Me: You decided some records in system A should be obsolete, but the records are tied to active user accounts on the website. Now, I have users emailing and asking why their profile’s last name field says “shell record - do not use.”

Stakeholder: Oh…can’t you stop those profiles from loading? Or redirect the users to the right record in system A? In system A, we set up a relationship between the shell record and the active one.

Me: 😵 Um, no and no. If I stop a user’s profile from on the website, that’s just going to cause more confusion. And the only way to identify those shell record is to look at the last name field, a text field, for that shell record wording. Also, the website uses an API to query data from system A by user id. Whatever record relationship you established isn’t reflected in the vendor’s API. The website can’t get the right record from system A if it doesn’t have the right user id.

Comments
  • 1
    And this is why you have separate identity and profile tables. Also when will people stop using value fields to indicate deprecation?
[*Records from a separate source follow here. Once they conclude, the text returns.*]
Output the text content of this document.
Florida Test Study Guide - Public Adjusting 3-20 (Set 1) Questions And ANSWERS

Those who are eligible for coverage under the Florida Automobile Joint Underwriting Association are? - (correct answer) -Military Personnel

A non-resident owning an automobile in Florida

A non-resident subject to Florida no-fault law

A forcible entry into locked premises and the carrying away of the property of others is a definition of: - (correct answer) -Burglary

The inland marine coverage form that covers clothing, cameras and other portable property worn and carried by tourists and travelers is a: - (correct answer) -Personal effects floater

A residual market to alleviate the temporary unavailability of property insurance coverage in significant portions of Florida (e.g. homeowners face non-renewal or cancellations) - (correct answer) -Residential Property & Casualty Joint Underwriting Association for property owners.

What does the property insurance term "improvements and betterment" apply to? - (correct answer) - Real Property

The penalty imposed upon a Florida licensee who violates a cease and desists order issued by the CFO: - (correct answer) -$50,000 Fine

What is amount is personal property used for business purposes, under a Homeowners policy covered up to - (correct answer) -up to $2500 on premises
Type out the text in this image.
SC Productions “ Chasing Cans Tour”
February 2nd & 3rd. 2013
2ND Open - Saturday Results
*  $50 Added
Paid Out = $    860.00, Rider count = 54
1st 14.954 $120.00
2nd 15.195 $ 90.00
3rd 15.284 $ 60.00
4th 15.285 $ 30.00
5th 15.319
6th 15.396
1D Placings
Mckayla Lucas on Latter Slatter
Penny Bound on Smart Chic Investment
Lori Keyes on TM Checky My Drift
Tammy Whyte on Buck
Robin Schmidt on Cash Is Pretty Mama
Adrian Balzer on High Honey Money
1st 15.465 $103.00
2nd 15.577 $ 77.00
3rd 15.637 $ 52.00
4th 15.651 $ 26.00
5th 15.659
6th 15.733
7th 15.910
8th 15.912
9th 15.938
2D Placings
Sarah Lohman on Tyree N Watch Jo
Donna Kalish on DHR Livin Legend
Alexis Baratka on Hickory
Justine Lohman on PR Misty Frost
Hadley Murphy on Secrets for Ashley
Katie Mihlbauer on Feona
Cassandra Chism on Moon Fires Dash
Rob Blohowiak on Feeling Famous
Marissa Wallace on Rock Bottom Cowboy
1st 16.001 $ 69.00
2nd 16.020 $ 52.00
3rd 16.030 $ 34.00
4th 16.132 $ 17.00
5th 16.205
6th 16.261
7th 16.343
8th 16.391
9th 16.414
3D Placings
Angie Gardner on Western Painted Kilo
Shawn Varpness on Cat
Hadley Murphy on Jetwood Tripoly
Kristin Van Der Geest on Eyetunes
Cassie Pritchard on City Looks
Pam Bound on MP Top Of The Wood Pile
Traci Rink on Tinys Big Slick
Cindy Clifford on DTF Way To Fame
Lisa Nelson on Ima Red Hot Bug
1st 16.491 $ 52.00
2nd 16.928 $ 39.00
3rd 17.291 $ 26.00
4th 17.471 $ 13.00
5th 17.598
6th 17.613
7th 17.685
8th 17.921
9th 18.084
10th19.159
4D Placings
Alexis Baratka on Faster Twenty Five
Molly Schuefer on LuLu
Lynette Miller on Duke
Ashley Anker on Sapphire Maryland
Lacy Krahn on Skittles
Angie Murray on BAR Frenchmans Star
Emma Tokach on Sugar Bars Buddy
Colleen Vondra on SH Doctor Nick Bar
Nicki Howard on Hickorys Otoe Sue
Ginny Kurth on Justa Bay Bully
Just add a nullable deletion date to your table if you can ever think of a scenario where they need to be removed without destroying data - which is to be expected about most tables containing business data.
  • 0
    @lbfalvy so tl:dr add a isDeleted column?
  • 1
    @lbfalvy Unfortunately system A is software from an outside vendor and it doesn’t allow extension like adding an isDeleted property. Stakeholder really messed things up because system A’s data is used in a lot of place.
  • 3
    @melezorus34 Nope, a nullable deletion date is more useful because it can also be used to eg. reinstate objects deleted after a given day. In business logic most data should be recoverable and timestamped.
  • 0
    @lbfalvy oh, i see
  • 2
    @lbfalvy @melezorus34
    "data will be completly removed automatically in 30 days"
  • 1
    @magicMirror add it to a queue table with the reason giver for a column
    ┐( ∵ )┌

    Idk possibilities are endless bcuz I am still a business-virgin.